2. Distribute requests through the API Gateway.

3. Web requests are responded to through Web assets stored in the bucket of Object Storage.

4. Stock verification and order processing are performed through Cloud Functions.

5. For fast query and order storage, use CacheStore (DBaaS) as a temporary data store, and after all processing is completed, batch store the data to the main Database.

After all processing is completed, we delete or stop resources to minimize cost expenditure.

Data Transmission Cost Minimization Network Design

In the early stages of cloud design and construction, attention must be paid to compute resources.

This is because compute resources account for the largest share of actual cloud costs, and if designed incorrectly, excessive costs can occur.

After operations begin, unexpected costs may arise, with a typical example being Internet Outbound Traffic costs.

Data can be requested from a server inside the VPC over the Internet, and a server inside the VPC can also send and receive data to the Internet.

At this time, you should note that charges are applied to data transmitted outside the VPC.

When configuring network architecture, especially when designing a multi-VPC architecture, you must be careful to minimize traffic that traverses the internet.

If you need to connect servers across multiple VPCs, it is advisable to avoid routing through the Internet and instead connect via VPC Peering (connection between two VPCs) or a Transit Gateway to set up private communication, which can be a way to optimize costs.

In addition, security of the connection between the two site networks is improved through a private connection.

Common Service Area Configuration

When operating multiple information systems based on multiple VPCs or multiple projects, there may be services that are commonly used even though each system’s functions differ.

In such cases, you can design the architecture by configuring common services as a separate domain and having each information system share and use them.

Especially, servers with commercial software installed can maximize economic efficiency by configuring them as a common service area.

For example, you can assume a case where an organization with multiple branches nationwide integrates the headquarters and branch websites into the cloud through a unified migration.

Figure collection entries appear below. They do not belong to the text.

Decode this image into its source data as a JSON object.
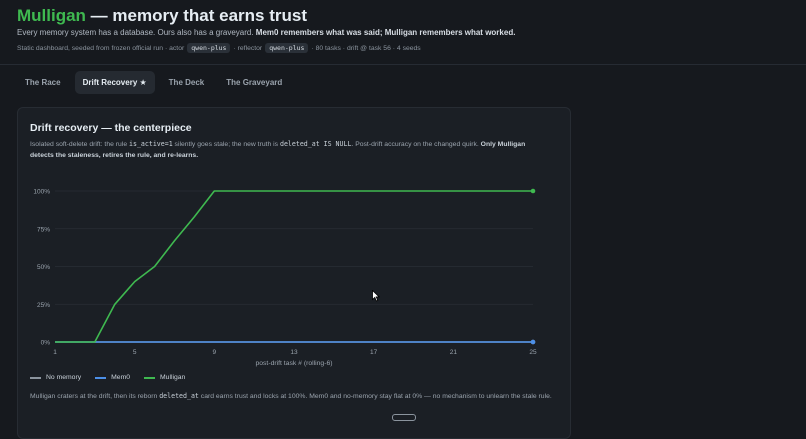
{
  "header": {
    "brand": "Mulligan",
    "title_rest": " — memory that earns trust",
    "tagline_plain": "Every memory system has a database. Ours also has a graveyard. ",
    "tagline_bold": "Mem0 remembers what was said; Mulligan remembers what worked.",
    "meta": {
      "prefix": "Static dashboard, seeded from frozen official run · actor",
      "actor": "qwen-plus",
      "mid": "· reflector",
      "reflector": "qwen-plus",
      "suffix": "· 80 tasks · drift @ task 56 · 4 seeds"
    }
  },
  "tabs": [
    {
      "label": "The Race"
    },
    {
      "label": "Drift Recovery ★",
      "active": true
    },
    {
      "label": "The Deck"
    },
    {
      "label": "The Graveyard"
    }
  ],
  "card": {
    "title": "Drift recovery — the centerpiece",
    "desc": {
      "p1": "Isolated soft-delete drift: the rule ",
      "code1": "is_active=1",
      "p2": " silently goes stale; the new truth is ",
      "code2": "deleted_at IS NULL",
      "p3": ". Post-drift accuracy on the changed quirk. ",
      "bold": "Only Mulligan detects the staleness, retires the rule, and re-learns."
    },
    "footer": {
      "p1": "Mulligan craters at the drift, then its reborn ",
      "code": "deleted_at",
      "p2": " card earns trust and locks at 100%. Mem0 and no-memory stay flat at 0% — no mechanism to unlearn the stale rule."
    }
  },
  "chart_data": {
    "type": "line",
    "xlabel": "post-drift task # (rolling-6)",
    "ylabel": "",
    "x_ticks": [
      1,
      5,
      9,
      13,
      17,
      21,
      25
    ],
    "y_ticks": [
      0,
      25,
      50,
      75,
      100
    ],
    "y_tick_labels": [
      "0%",
      "25%",
      "50%",
      "75%",
      "100%"
    ],
    "xlim": [
      1,
      25
    ],
    "ylim": [
      0,
      100
    ],
    "grid": true,
    "legend_position": "bottom-left",
    "x": [
      1,
      2,
      3,
      4,
      5,
      6,
      7,
      8,
      9,
      10,
      11,
      12,
      13,
      14,
      15,
      16,
      17,
      18,
      19,
      20,
      21,
      22,
      23,
      24,
      25
    ],
    "series": [
      {
        "name": "No memory",
        "color": "#8b949e",
        "values": [
          0,
          0,
          0,
          0,
          0,
          0,
          0,
          0,
          0,
          0,
          0,
          0,
          0,
          0,
          0,
          0,
          0,
          0,
          0,
          0,
          0,
          0,
          0,
          0,
          0
        ]
      },
      {
        "name": "Mem0",
        "color": "#4c8fe8",
        "values": [
          0,
          0,
          0,
          0,
          0,
          0,
          0,
          0,
          0,
          0,
          0,
          0,
          0,
          0,
          0,
          0,
          0,
          0,
          0,
          0,
          0,
          0,
          0,
          0,
          0
        ]
      },
      {
        "name": "Mulligan",
        "color": "#3fb950",
        "values": [
          0,
          0,
          0,
          25,
          40,
          50,
          67,
          83,
          100,
          100,
          100,
          100,
          100,
          100,
          100,
          100,
          100,
          100,
          100,
          100,
          100,
          100,
          100,
          100,
          100
        ]
      }
    ]
  }
}
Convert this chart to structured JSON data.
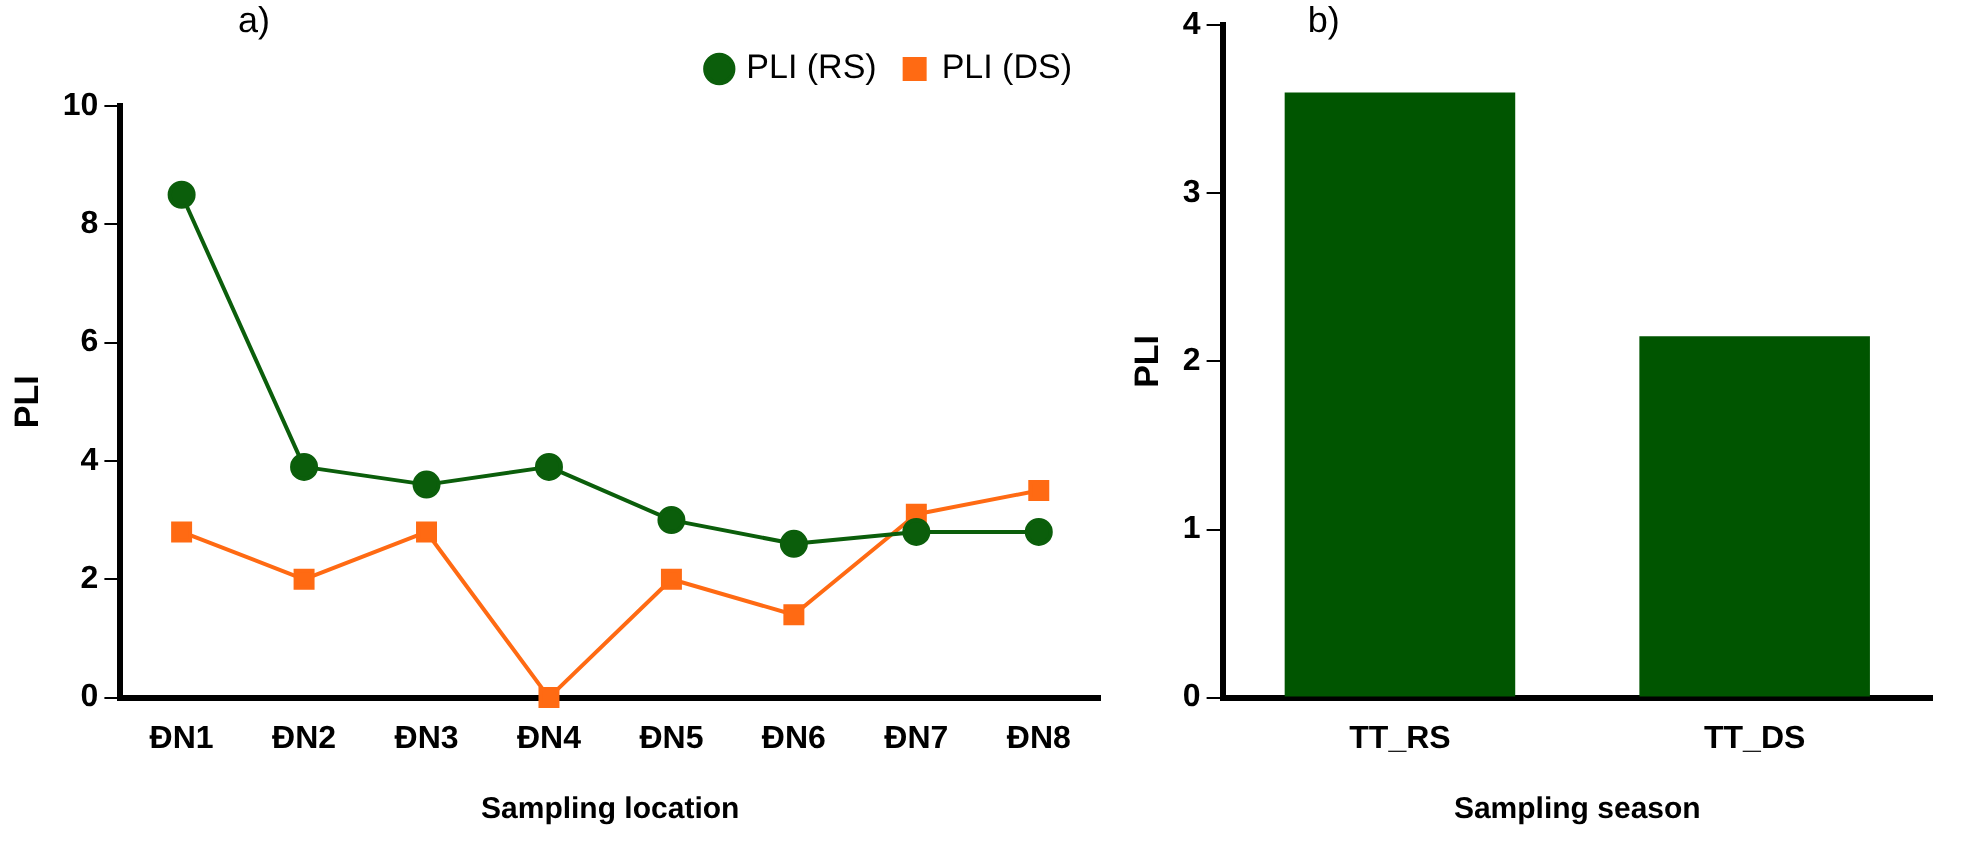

Each branch’s homepage server can operate independently, but by grouping the components required for web services into a common service and designing it as a shared zone, cost reduction effects can be expected.

The following diagram is an example architecture that places common services in a common VPC to reduce cloud costs.

1. Deploy the systems of the headquarters, branch A, and branch B in separate VPCs, and set up an additional VPC for common services. Headquarters and branch VPCs establish VPC peering with the common service VPC using a hub-and-spoke method.

2. By installing the commonly required software on VMs in each VPC, we reduce costs by configuring all systems to share it. In the example architecture, the video and map services used on each homepage were configured as common services.

3. Bastion Server, Logging server, etc. can be configured separately as management servers for external access or information security purposes, allowing the external touchpoints to be unified. However, this single point requires preparation against external intrusion, and since it can become a single security vulnerability, caution is required.

In projects that host multiple systems with similar workloads, using a common service-based architecture can prevent duplicate investment in resources and license costs.

Additionally, you can obtain additional advantages in terms of ease of management and architectural scalability.